Generate plain text from EarlyPrint XML with XSLT

The EarlyPrint project offers an XSLT script to extract plain text from EarlyPrint XML. One can use Python to work with XML files, but at the scale of all the EarlyPrint files it can be slow to process everything. XSLT is a programming language in which the programs are XML files that transform other XML files. You won’t need to learn XSLT to run the script, although if you know or want to learn some XSLT you could adapt it for your own purposes.

To run the script, you will need to be somewhat comfortable navigating the command line in the terminal or console, and will need to get a Java Runtime Environment if you don’t have Java already on your system. You will also need a local copy of the EarlyPrint XML repository. And, of course, you’ll need to download a copy of the XSLT script.

We recommend using the Java-based Saxon engine to run XSLT. You can download a recent version of the Saxon-HE edition for free.

To run the XSLT script, you will need to give it a command-line parameter, sourcedirectory, with the path to the text folder of your local copy of the EarlyPrint repository. You can also give it an optional outputdirectory path. The default is the current directory whereever you are when you run the script. Another optional parameter, spelling, determines what kind of plain text the script extracts. The default is spelling=w, which extracts the text node from each <w> element, which is generally the original spelling with a few modernizations. Other options are reg, which extracts a regularized spelling, lemma, which extracts dictionary headwords, and orig, which is mostly the same as w, except that it undoes any EarlyPrint modernizations of w content and uses the @orig attribute where available. This would be closest to the editorial policy of the original TCP XML files.

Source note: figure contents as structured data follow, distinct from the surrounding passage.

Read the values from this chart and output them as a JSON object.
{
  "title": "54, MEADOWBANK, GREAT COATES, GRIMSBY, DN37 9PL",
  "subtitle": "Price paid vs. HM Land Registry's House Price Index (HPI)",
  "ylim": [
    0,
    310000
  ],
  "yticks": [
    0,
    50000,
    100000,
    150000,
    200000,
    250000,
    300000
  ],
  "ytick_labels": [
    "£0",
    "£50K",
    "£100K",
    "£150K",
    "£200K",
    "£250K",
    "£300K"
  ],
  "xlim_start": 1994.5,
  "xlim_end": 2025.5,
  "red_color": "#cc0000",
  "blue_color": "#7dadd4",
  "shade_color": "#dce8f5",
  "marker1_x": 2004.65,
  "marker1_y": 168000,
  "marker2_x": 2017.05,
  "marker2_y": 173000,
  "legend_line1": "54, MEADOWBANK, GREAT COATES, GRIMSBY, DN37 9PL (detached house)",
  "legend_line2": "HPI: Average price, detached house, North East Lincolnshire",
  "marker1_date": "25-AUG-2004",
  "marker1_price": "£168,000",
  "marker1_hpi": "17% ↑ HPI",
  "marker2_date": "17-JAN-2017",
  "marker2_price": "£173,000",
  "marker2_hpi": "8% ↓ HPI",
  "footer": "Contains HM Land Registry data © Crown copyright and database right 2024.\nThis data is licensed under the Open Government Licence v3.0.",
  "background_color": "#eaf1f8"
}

If the source files are at /data/corpora/eebotcp/texts/, for example, and the XSLT file plaintext_from_epxml.xsl and the Saxon file saxon-he-10.3.jar are in the current directory, and we want to create regularized plaintext in a subdirectory called plaintext_reg, we can run this:

java -Xmx8G -cp saxon-he-10.3.jar net.sf.saxon.Transform -xsl:plaintext_from_epxml.xsl -s:plaintext_from_epxml.xsl sourcedirectory=/data/corpora/eebotcp/texts outputdirectory=plaintext_reg spelling=reg

The -Xmx8G parameter allows Java to use up to 8 GB of memory. If you have more memory and get an out-of-memory error on a large file, you can set it higher. It may be convenient to adjust input and output paths, put the Saxon JAR file elsewhere, and hide all the details in a short shell script that suits your own environment and purposes.